Tipik olarak mevcut spesifik bakterileri, mayayı veya akarları tedavi etmek için tasarlanmış topikal ilaçlar kullanılır. Bunlar genellikle kulak damlası veya merhem olarak bulunur ve antibiyotik, mantar karşıtı ilaçlar (mayayı öldürmek için) ve antienflamatuar ilaçları içerir. Ayrıca kulak akarlarına karşı etkili spot pire kontrol ürünleri de vardır.

Sistemik antimikrobiyaller (ağız veya enjeksiyonla verilen antibiyotikler), kulak zarının yırtıldığı gibi bazı durumlarda endikedir. İdeal olarak, kültür ve duyarlılık testinin sonuçlarına dayanan antibiyotik tedavisi.

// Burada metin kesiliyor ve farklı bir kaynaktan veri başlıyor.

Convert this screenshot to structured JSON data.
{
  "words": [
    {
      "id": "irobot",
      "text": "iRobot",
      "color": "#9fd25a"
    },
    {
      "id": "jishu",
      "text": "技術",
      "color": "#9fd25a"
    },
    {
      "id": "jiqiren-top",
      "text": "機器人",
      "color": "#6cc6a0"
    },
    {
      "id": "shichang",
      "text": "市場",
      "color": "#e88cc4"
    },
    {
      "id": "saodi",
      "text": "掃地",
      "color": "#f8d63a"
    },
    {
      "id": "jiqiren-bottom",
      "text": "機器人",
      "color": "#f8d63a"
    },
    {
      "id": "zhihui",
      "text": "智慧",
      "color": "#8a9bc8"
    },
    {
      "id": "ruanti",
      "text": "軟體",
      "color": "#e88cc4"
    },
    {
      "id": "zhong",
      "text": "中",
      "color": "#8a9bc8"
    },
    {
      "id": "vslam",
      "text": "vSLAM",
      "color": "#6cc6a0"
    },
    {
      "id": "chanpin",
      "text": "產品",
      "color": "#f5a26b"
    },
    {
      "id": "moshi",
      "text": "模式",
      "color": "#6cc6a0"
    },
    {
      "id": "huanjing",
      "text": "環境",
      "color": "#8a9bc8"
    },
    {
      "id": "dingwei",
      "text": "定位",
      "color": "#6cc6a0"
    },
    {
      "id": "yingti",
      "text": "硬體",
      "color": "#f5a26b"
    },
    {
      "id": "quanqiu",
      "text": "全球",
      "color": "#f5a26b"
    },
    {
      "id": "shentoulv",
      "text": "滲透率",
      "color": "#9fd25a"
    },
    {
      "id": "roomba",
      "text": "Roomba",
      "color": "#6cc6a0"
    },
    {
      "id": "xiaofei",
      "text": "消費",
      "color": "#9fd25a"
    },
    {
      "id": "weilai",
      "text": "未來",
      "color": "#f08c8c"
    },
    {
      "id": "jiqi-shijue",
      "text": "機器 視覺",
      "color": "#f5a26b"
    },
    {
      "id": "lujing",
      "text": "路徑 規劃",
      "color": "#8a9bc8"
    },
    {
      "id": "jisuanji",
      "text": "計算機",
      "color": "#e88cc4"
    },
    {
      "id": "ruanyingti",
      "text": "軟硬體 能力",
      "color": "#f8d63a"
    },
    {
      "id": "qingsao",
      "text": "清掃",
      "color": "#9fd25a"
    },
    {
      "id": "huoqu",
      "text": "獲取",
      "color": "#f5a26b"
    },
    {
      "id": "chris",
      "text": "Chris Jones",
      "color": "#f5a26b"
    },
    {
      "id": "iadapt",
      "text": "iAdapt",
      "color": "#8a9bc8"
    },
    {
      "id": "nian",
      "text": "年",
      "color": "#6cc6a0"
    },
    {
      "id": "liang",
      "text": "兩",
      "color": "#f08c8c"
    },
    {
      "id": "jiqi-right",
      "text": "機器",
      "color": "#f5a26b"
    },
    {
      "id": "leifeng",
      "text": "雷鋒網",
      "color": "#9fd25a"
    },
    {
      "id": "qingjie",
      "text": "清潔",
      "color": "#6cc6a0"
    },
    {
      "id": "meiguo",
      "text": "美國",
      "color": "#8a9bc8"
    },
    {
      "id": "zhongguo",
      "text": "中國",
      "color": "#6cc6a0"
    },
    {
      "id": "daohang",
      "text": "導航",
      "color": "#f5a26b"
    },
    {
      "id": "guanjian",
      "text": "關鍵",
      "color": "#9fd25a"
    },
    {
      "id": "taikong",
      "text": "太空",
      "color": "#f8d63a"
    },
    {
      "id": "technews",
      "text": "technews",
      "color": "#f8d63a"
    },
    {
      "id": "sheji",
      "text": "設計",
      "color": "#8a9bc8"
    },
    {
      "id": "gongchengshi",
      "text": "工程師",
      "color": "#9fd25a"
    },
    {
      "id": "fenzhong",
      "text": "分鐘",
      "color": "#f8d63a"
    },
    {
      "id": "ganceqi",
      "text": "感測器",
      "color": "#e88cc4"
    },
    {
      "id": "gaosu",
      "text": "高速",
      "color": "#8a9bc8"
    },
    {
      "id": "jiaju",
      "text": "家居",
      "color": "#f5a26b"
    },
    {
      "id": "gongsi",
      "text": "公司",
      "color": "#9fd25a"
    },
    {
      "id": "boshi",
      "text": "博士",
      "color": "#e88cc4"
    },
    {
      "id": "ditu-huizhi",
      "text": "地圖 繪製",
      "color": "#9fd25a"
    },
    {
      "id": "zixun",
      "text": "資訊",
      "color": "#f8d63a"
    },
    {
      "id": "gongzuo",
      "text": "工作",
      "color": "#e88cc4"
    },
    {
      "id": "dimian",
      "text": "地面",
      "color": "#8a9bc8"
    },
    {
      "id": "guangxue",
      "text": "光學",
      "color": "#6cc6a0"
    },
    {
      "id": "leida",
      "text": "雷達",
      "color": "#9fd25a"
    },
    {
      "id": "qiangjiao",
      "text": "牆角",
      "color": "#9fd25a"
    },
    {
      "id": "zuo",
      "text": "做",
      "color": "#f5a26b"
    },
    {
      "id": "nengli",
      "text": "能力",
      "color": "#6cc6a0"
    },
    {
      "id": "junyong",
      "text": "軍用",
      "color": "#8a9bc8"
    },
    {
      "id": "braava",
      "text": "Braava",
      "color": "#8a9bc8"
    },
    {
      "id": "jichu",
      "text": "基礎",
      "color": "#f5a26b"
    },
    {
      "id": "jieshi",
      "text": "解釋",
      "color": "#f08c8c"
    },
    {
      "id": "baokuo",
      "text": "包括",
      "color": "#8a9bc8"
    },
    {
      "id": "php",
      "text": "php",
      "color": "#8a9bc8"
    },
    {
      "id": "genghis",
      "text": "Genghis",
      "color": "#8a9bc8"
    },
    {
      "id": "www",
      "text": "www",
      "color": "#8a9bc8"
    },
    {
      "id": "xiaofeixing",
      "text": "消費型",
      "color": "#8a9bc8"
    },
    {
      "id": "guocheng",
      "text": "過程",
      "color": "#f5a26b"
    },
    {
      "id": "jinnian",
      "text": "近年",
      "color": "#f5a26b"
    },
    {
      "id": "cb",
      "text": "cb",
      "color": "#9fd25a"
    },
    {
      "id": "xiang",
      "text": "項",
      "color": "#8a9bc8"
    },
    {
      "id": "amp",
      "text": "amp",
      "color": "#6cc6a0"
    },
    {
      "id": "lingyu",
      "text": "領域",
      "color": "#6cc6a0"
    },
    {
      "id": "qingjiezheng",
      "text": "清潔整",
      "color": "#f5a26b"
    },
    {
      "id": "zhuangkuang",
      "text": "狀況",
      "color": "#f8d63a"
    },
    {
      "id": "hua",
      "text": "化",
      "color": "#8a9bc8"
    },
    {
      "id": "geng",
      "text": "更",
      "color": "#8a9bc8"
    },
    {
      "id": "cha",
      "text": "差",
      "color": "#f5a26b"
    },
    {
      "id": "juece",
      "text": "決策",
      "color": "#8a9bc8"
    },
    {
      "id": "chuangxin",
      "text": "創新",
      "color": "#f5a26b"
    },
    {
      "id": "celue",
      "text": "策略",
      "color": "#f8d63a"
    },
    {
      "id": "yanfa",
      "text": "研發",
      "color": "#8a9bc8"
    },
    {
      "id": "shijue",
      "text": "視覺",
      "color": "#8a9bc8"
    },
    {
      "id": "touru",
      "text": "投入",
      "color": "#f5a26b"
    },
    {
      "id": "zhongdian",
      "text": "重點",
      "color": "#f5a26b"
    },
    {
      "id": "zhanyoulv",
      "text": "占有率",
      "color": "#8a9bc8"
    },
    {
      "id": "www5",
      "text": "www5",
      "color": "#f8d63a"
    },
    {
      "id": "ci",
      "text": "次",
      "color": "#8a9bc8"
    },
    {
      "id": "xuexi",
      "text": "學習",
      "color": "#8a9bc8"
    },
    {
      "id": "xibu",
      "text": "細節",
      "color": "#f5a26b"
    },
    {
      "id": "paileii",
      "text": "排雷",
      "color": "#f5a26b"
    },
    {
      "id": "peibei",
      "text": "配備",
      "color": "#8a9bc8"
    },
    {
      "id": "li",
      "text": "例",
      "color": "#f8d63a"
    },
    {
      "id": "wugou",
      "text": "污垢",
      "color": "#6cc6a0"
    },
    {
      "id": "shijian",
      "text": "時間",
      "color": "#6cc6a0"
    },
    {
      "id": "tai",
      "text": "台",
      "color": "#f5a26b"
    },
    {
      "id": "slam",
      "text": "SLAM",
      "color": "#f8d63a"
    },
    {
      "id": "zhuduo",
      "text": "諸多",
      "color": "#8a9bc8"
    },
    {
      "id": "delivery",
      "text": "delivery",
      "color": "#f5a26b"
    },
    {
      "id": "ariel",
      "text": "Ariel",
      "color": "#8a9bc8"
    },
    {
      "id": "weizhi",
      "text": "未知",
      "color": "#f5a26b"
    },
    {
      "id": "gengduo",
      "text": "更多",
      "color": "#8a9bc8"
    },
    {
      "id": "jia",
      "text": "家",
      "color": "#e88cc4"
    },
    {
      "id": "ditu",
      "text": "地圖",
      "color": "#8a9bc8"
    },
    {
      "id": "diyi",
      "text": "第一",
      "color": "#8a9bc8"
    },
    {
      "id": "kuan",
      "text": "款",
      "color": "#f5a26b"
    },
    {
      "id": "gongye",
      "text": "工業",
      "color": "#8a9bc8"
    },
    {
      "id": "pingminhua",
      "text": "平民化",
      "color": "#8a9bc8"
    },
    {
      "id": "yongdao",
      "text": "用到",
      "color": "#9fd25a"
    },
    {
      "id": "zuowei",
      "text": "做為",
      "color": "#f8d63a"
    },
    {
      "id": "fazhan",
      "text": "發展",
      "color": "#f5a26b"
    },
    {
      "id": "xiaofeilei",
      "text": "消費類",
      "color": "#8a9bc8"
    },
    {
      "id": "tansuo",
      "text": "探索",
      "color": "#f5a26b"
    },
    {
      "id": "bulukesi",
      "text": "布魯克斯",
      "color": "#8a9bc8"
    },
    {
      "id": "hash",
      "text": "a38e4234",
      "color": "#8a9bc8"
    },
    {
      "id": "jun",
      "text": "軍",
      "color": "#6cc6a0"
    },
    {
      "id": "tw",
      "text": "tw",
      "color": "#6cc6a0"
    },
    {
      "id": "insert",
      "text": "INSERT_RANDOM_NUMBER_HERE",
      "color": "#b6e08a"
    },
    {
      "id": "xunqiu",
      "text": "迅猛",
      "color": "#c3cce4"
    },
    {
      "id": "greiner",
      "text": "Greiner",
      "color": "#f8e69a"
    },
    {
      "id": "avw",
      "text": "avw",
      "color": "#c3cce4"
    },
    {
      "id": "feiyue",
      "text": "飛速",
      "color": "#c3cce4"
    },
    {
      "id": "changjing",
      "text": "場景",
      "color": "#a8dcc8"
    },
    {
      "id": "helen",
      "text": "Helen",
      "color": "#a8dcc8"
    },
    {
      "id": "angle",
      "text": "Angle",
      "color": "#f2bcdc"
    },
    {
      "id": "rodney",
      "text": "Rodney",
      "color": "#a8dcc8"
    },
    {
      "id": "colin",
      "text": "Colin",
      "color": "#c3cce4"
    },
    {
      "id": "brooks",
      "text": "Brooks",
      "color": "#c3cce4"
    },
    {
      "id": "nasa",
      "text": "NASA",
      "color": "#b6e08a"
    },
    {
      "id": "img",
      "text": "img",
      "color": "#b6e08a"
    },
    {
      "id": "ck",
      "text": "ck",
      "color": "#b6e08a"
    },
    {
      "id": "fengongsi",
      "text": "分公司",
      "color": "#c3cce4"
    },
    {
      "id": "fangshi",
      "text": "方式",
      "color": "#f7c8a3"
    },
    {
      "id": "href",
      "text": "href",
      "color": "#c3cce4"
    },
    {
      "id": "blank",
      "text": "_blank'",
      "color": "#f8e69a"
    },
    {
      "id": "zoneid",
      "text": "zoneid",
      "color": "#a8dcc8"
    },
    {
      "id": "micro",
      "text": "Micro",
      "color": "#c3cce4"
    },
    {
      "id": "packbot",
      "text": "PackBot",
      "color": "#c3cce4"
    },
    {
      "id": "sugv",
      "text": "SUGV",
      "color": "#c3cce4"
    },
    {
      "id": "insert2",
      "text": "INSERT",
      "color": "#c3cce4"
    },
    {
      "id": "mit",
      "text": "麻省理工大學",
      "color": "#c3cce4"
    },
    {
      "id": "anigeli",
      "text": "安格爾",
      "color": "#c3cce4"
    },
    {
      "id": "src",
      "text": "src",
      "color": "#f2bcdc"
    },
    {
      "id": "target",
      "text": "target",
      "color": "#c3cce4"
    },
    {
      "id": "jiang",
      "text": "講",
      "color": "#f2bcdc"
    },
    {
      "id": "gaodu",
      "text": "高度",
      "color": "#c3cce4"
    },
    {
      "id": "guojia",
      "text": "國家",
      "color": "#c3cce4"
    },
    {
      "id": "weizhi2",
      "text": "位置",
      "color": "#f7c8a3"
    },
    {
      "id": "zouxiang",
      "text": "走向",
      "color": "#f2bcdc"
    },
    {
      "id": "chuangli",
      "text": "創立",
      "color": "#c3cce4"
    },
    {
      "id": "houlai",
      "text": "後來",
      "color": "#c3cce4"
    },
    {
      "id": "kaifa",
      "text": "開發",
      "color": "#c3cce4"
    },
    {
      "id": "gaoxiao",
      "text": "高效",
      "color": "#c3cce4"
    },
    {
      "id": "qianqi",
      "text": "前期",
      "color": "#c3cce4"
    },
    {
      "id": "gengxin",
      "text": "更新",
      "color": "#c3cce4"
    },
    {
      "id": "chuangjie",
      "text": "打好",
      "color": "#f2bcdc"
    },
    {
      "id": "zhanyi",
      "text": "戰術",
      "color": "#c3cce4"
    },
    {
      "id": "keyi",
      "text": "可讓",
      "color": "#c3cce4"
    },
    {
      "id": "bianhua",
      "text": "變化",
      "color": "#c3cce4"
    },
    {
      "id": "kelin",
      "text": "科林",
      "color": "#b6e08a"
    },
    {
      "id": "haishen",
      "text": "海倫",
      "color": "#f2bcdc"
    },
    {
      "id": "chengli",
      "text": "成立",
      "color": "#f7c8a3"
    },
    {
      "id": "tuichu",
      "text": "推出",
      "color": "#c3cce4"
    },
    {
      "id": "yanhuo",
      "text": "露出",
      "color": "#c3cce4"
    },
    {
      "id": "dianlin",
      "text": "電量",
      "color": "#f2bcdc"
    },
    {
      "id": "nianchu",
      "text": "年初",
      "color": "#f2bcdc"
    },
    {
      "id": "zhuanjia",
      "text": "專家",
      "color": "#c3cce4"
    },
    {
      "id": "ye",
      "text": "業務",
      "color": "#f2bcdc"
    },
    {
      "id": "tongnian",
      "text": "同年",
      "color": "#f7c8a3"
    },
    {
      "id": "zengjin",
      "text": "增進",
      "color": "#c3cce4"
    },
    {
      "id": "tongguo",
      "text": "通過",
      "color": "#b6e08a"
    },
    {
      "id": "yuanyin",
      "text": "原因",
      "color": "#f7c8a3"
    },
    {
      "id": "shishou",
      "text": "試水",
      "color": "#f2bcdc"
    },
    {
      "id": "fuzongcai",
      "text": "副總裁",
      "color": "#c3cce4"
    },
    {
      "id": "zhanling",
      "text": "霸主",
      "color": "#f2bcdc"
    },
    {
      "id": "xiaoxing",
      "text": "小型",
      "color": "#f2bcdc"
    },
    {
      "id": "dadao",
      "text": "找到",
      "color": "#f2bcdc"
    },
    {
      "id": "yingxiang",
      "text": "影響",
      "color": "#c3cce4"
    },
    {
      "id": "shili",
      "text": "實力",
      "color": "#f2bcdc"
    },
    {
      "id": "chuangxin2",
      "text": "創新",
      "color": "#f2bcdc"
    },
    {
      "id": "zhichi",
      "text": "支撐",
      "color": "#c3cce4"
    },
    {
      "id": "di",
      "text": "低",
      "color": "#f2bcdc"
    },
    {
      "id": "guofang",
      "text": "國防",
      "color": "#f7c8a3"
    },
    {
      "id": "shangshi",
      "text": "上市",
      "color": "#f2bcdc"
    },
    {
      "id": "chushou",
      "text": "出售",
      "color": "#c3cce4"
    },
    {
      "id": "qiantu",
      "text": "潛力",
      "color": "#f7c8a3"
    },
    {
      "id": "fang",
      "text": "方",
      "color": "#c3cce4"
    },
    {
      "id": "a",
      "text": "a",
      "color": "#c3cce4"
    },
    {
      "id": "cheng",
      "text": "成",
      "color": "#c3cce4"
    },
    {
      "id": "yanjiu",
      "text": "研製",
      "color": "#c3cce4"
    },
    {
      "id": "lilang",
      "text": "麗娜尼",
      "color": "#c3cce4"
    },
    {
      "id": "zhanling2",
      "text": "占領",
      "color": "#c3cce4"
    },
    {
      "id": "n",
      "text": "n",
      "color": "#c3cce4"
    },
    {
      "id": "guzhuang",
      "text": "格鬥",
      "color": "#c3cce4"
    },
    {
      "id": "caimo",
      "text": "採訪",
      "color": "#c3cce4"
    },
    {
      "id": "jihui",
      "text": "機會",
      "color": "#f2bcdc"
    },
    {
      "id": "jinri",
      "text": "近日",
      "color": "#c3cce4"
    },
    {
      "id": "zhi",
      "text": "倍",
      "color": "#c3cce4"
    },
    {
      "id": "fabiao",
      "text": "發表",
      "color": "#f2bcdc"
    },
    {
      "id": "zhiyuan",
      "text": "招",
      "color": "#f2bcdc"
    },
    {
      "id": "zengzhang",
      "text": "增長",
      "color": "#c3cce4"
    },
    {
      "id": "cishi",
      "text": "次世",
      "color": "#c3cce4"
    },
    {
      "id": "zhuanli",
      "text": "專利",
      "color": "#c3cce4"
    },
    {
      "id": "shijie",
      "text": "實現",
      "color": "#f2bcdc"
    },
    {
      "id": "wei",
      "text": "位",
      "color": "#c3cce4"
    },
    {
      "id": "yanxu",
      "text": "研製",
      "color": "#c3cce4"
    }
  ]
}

Kortikosteroidler gibi sistemik antienflamatuar ilaçlar bazen ağrı, kızarıklık ve şişliği azaltmak için kullanılır. Antihistaminikler de reçete edilebilir.

Altta yatan hastalığın tedavisi bu hastalığı durdurmak için gereklidir. Tedavi, altta yatan nedene bağlı olacaktır, ancak kitle çıkarmasından ve akar katillerinden diyet değişikliklerine ve alerji enjeksiyonlarına kadar değişebilir.

Maalesef, bir tümör veya polip mevcutsa veya hastalar inatçı veya ilerlemiş versiyonları varsa, cerrahi müdahale gerekir.

önleme

Dış mekan kedilerinin kulak akarlarına maruz kalma olasılığı daha fazla olduğundan, kedileri içeride tutmak kulak akarlarının ve buna bağlı otitis eksterna olasılığını azaltabilir. Evde bulunan herhangi bir yeni yavru kedi ya da kedi, veteriner hekim tarafından muayene edilmeli ve evde diğer kedilerle karşılaşmadan önce kulak akarı olmadığından emin olunmalıdır. Kulak akarlarına maruz kalma riski taşıyan kediler, kulak akarlarına karşı etkili bir parazit kontrol ürünü ile düzenli tedaviler almalıdır.

Kulakların düzenli olarak temizlenmesi ve kontrol edilmesi, erken dönem dış kulak iltihabını belirleyebilir, bu nedenle kronik sorunlar ortaya çıkmadan etkili bir şekilde tedavi edilebilir.

Bu makale bir Veterinarinan tarafından gözden geçirilmiştir.